We find that the circumstances of this case present the most graphic example of the merging of probation and sentencing. The defendant here will be subject to the very same conditions as those who did not receive probation. He will be treated in every way as any other prisoner who has received a "sentence" and been denied probation. Certainly the nature of his confinement is indistinguishable from theirs. Furthermore, the plain language of A.R.S. § 13-709(B) mandates credit against a "term of imprisonment." It seems logical


to interpret confinement in prison as "imprisonment", whether it is imposed as a condition of probation or as a traditional "sentence."
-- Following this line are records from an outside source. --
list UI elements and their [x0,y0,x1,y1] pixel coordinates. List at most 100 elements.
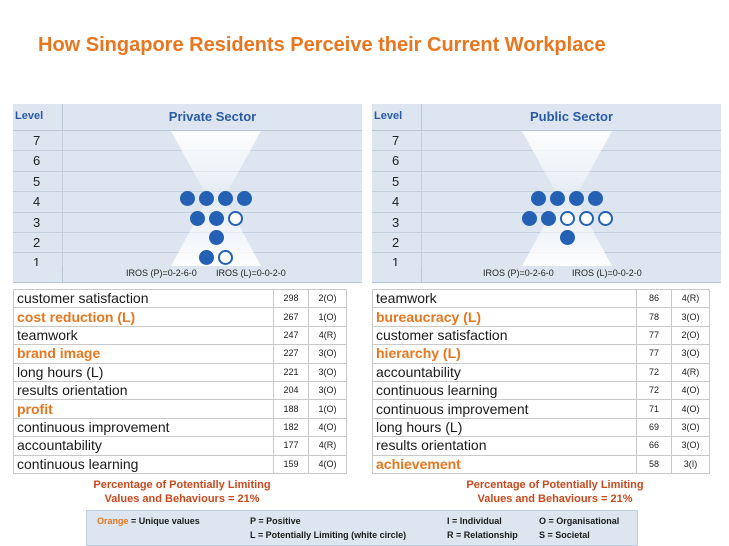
value-name: bureaucracy (L) [372,307,637,327]
private-limiting-percentage: Percentage of Potentially Limiting Value… [52,478,312,506]
value-level-code: 2(O) [308,288,347,309]
value-votes: 177 [273,436,309,456]
table-row: achievement 58 3(I) [372,454,710,474]
positive-value-dot [218,191,233,207]
value-level-code: 3(O) [308,380,347,401]
level-number: 5 [392,173,400,189]
value-level-code: 3(O) [308,362,347,382]
value-name: long hours (L) [13,362,274,382]
level-row: 6 [13,151,362,172]
positive-value-dot [540,210,556,226]
legend-orange-word: Orange [97,516,129,526]
value-name: continuous improvement [372,399,637,419]
value-name: profit [13,399,274,419]
level-number: 3 [392,214,400,230]
positive-value-dot [180,191,195,207]
value-votes: 267 [273,307,309,327]
value-level-code: 4(O) [308,417,347,438]
value-votes: 77 [636,325,672,346]
level-number: 6 [33,153,41,169]
value-name: accountability [13,436,274,456]
value-votes: 204 [273,380,309,401]
value-votes: 58 [636,454,672,474]
table-row: long hours (L) 69 3(O) [372,417,710,438]
positive-value-dot [550,191,565,207]
level-number: 7 [392,133,400,148]
table-row: accountability 177 4(R) [13,436,347,456]
value-level-code: 4(R) [671,288,710,309]
value-votes: 69 [636,417,672,438]
value-votes: 78 [636,307,672,327]
value-votes: 86 [636,288,672,309]
table-row: customer satisfaction 298 2(O) [13,288,347,309]
limiting-value-dot [559,210,575,226]
value-votes: 188 [273,399,309,419]
public-sector-panel: Level Public Sector 7 6 5 4 3 2 1 IROS (… [372,104,721,283]
value-level-code: 3(O) [671,436,710,456]
table-row: teamwork 247 4(R) [13,325,347,346]
legend-individual: I = Individual [447,516,502,526]
table-row: continuous learning 72 4(O) [372,380,710,401]
value-level-code: 2(O) [671,325,710,346]
panel-header: Level Private Sector [13,104,362,131]
level-number: 2 [392,234,400,250]
value-votes: 72 [636,362,672,382]
legend-orange-rest: = Unique values [131,516,200,526]
value-votes: 66 [636,436,672,456]
table-row: accountability 72 4(R) [372,362,710,382]
value-level-code: 4(O) [671,380,710,401]
value-name: continuous improvement [13,417,274,438]
level-number: 1 [33,255,41,271]
table-row: teamwork 86 4(R) [372,288,710,309]
pct-line: Percentage of Potentially Limiting [466,479,644,491]
limiting-value-dot [218,249,233,265]
legend-positive: P = Positive [250,516,301,526]
value-level-code: 3(O) [671,307,710,327]
value-name: teamwork [372,288,637,309]
legend-organisational: O = Organisational [539,516,620,526]
value-level-code: 4(R) [308,436,347,456]
value-votes: 298 [273,288,309,309]
positive-value-dot [199,249,214,265]
private-sector-panel: Level Private Sector 7 6 5 4 3 2 1 IROS … [13,104,362,283]
value-name: customer satisfaction [372,325,637,346]
value-votes: 227 [273,344,309,364]
value-name: customer satisfaction [13,288,274,309]
value-votes: 159 [273,454,309,474]
private-values-table: customer satisfaction 298 2(O) cost reducti… [13,288,347,474]
level-number: 6 [392,153,400,169]
value-votes: 221 [273,362,309,382]
table-row: continuous improvement 182 4(O) [13,417,347,438]
table-row: cost reduction (L) 267 1(O) [13,307,347,327]
value-name: continuous learning [372,380,637,401]
table-row: continuous learning 159 4(O) [13,454,347,474]
limiting-value-dot [227,210,243,226]
public-limiting-percentage: Percentage of Potentially Limiting Value… [425,478,685,506]
value-name: teamwork [13,325,274,346]
table-row: results orientation 66 3(O) [372,436,710,456]
positive-value-dot [569,191,584,207]
value-name: cost reduction (L) [13,307,274,327]
table-row: profit 188 1(O) [13,399,347,419]
pct-line: Percentage of Potentially Limiting [93,479,271,491]
table-row: long hours (L) 221 3(O) [13,362,347,382]
table-row: bureaucracy (L) 78 3(O) [372,307,710,327]
value-votes: 247 [273,325,309,346]
value-level-code: 1(O) [308,307,347,327]
value-name: results orientation [13,380,274,401]
positive-value-dot [208,230,224,246]
value-name: accountability [372,362,637,382]
level-header: Level [374,110,403,122]
level-number: 7 [33,133,41,148]
value-name: results orientation [372,436,637,456]
table-row: customer satisfaction 77 2(O) [372,325,710,346]
iros-positive: IROS (P)=0-2-6-0 [483,268,554,278]
legend-societal: S = Societal [539,530,590,540]
hourglass-shape [171,131,261,266]
value-name: continuous learning [13,454,274,474]
legend: Orange = Unique values P = Positive L = … [86,510,638,546]
positive-value-dot [531,191,546,207]
value-level-code: 3(O) [671,344,710,364]
level-number: 5 [33,173,41,189]
level-number: 1 [392,255,400,271]
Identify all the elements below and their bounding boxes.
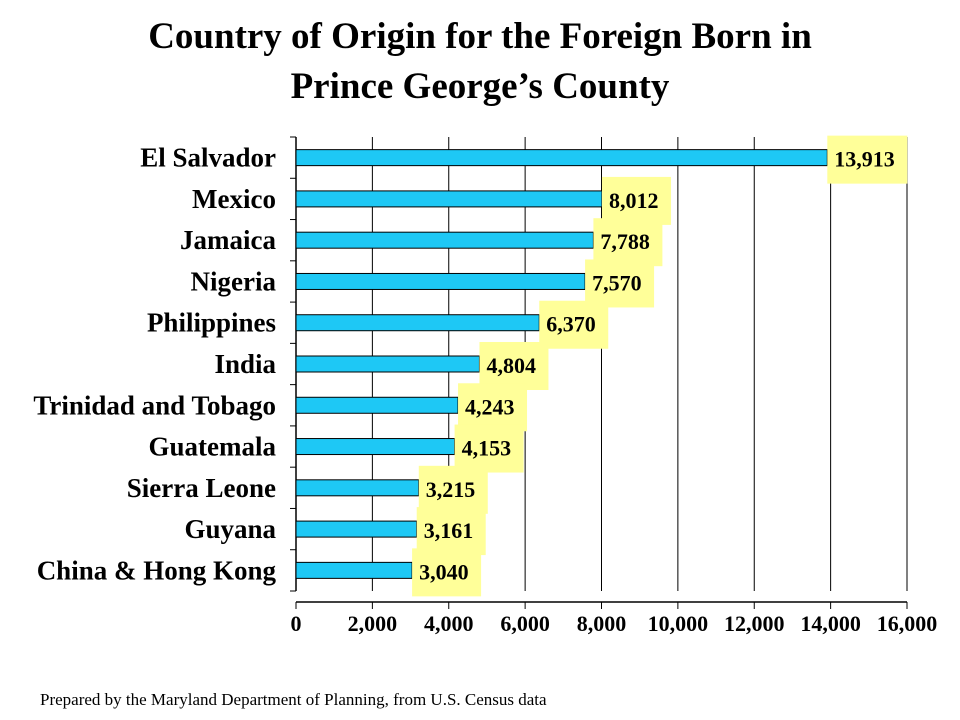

In this unique situation, where a defendant receives a mandatory prison term as a condition of probation, we hold that he is entitled to credit under A.R.S. § 13-709(B) against that term for time spent in presentence incarceration as any other defendant "sentenced" to prison. We have already found the DWI statutes do not preclude credit for presentence incarceration time, Clements, 161 Ariz. 123, 776 P.2d 801, and we do not disturb here the trial court's discretion to increase the minimum term (up to the statutory maximum).


Conclusion


The defendant was not entitled to credit against his probationary prison term for his presentence incarceration time under the theory of equal protection as it has been interpreted by the courts of this state. However, since the defendant was "sentenced to imprisonment," he was therefore entitled under A.R.S. § 13-709(B) to credit against his mandatory six-month term of imprisonment imposed as a condition of probation for all 150 days of presentence incarceration. Accordingly, although we recognize that we cannot restore the time spent in custody, we modify the sentence imposed to reflect presentence incarceration time pursuant to A.R.S. § 13-4037.


Conviction and sentence affirmed as modified.